A l’annonce de la sortie de l’album solo du chanteur d’un grand groupe de rock, l’auditeur potentiel est souvent pris de peur, et se pose immanquablement les mêmes questions : Pourquoi ce disque ? L’effort en valait-il vraiment la chandelle ? Est-ce la maison de disque qui l’a oblige a voler de ses propres ailes ? Le groupe va-t-il se séparer ? Est-il plausible que le chanteur puisse sortir un disque digne de ce nom, sans l’alchimie présente habituellement en studio entre lui et ses acolytes ?

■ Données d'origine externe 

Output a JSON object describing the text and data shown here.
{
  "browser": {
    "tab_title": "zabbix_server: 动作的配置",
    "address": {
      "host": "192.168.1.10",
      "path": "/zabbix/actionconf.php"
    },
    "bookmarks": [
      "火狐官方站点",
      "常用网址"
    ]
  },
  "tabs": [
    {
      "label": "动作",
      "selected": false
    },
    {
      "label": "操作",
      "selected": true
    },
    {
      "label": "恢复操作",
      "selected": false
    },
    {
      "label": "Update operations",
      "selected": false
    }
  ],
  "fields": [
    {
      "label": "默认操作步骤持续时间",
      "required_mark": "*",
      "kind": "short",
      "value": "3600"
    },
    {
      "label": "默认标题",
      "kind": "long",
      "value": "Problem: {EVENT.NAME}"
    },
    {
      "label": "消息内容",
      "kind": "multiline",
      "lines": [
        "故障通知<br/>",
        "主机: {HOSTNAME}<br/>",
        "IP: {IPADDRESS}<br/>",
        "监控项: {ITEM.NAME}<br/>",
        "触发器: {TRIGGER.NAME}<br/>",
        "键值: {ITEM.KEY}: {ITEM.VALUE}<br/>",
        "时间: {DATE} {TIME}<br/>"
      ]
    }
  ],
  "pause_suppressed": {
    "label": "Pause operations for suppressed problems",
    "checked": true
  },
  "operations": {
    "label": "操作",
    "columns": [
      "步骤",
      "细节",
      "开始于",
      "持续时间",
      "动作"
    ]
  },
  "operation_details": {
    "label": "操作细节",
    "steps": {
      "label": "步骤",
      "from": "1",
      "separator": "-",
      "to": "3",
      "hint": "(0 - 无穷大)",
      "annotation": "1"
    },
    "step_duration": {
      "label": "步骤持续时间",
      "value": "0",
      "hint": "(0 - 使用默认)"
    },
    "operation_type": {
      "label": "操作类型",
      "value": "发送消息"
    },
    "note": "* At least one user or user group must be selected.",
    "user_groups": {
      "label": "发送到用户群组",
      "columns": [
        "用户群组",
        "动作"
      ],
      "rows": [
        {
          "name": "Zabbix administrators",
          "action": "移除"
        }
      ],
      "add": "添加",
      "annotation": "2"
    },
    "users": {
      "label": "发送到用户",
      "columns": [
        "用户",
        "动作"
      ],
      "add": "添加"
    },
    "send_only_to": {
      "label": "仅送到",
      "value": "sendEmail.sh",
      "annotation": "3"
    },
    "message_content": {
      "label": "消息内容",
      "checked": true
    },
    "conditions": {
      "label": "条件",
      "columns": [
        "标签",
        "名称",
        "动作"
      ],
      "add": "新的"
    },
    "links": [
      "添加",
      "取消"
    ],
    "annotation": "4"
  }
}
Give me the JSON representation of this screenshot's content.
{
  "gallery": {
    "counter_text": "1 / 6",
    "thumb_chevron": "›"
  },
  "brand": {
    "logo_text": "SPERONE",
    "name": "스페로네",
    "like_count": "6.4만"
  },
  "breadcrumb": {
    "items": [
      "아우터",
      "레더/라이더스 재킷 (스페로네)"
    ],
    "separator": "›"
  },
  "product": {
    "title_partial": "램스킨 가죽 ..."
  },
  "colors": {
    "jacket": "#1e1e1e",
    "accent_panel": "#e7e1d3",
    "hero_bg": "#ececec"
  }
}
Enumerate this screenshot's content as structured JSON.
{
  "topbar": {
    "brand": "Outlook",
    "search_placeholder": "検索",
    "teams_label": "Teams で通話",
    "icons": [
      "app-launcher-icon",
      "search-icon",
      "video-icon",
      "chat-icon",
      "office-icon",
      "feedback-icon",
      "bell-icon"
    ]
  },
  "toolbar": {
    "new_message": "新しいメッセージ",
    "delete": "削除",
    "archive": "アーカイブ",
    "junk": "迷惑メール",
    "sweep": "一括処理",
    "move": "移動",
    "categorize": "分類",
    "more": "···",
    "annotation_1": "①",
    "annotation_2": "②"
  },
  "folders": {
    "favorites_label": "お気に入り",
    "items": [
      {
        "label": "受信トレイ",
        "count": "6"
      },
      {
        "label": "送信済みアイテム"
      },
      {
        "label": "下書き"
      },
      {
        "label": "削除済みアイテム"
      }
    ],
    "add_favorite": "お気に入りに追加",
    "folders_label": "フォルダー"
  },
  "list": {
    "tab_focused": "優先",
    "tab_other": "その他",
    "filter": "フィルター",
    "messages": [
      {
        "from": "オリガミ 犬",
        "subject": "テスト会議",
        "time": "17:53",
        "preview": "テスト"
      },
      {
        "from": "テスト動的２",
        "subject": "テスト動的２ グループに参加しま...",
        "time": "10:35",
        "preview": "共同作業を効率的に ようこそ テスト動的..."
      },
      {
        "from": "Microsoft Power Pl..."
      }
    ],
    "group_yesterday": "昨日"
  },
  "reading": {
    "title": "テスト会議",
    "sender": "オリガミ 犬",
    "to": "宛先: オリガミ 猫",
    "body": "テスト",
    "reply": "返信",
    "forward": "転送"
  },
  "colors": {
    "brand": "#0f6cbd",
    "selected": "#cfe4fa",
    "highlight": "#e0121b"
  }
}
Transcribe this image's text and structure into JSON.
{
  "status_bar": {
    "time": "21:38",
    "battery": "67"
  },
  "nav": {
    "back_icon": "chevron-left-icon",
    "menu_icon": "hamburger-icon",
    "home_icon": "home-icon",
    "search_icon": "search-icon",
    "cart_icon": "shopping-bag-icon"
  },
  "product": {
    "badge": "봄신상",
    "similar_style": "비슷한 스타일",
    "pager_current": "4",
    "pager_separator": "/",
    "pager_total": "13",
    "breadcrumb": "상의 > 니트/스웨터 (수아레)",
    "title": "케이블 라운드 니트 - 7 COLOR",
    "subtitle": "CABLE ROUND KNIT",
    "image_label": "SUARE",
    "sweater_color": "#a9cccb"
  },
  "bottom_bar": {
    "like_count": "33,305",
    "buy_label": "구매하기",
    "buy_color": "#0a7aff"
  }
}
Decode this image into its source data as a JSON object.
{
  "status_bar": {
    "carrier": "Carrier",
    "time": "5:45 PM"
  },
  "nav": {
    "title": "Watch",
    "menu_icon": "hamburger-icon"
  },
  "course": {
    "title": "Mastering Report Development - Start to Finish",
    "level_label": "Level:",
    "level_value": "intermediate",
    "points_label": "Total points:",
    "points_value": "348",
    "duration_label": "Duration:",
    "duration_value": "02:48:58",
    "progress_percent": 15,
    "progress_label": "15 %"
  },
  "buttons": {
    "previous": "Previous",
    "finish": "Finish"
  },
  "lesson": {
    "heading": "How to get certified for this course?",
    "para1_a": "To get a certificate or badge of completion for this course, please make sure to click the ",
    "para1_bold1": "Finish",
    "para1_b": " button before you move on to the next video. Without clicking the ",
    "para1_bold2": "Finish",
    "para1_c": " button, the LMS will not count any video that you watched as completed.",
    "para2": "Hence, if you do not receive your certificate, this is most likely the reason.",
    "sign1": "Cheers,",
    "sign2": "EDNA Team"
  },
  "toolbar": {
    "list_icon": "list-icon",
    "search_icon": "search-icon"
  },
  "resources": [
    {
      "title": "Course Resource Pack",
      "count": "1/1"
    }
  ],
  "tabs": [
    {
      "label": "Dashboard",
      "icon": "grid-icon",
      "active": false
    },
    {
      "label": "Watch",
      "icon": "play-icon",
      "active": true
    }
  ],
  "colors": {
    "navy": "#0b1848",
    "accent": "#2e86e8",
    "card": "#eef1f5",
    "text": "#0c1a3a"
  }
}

Dans le cas de l’album solo de Thom Yorke, chanteur du groupe Radiohead (l’un des plus prestigieux groupes de rock Britanniques actuellement, a classer au meme rang que les Pink Floyd et Genesis de naguère, et ce, sans même risquer qu’une horde de fans outrages ne crie au sacrilège…), a ces questions s’ajoute la suivante : un disque solo de Yorke ne signifie t-il pas aussi tous les défauts de Radiohead (car il doit bien y en avoir quelques-uns) projetés encore plus en avant ? Comment ne pas craindre que la tendance au miaulement et a la geignerie dudit Thom, déjà apparente sur les derniers albums du groupe, ne soit omniprésente sur ce disque ?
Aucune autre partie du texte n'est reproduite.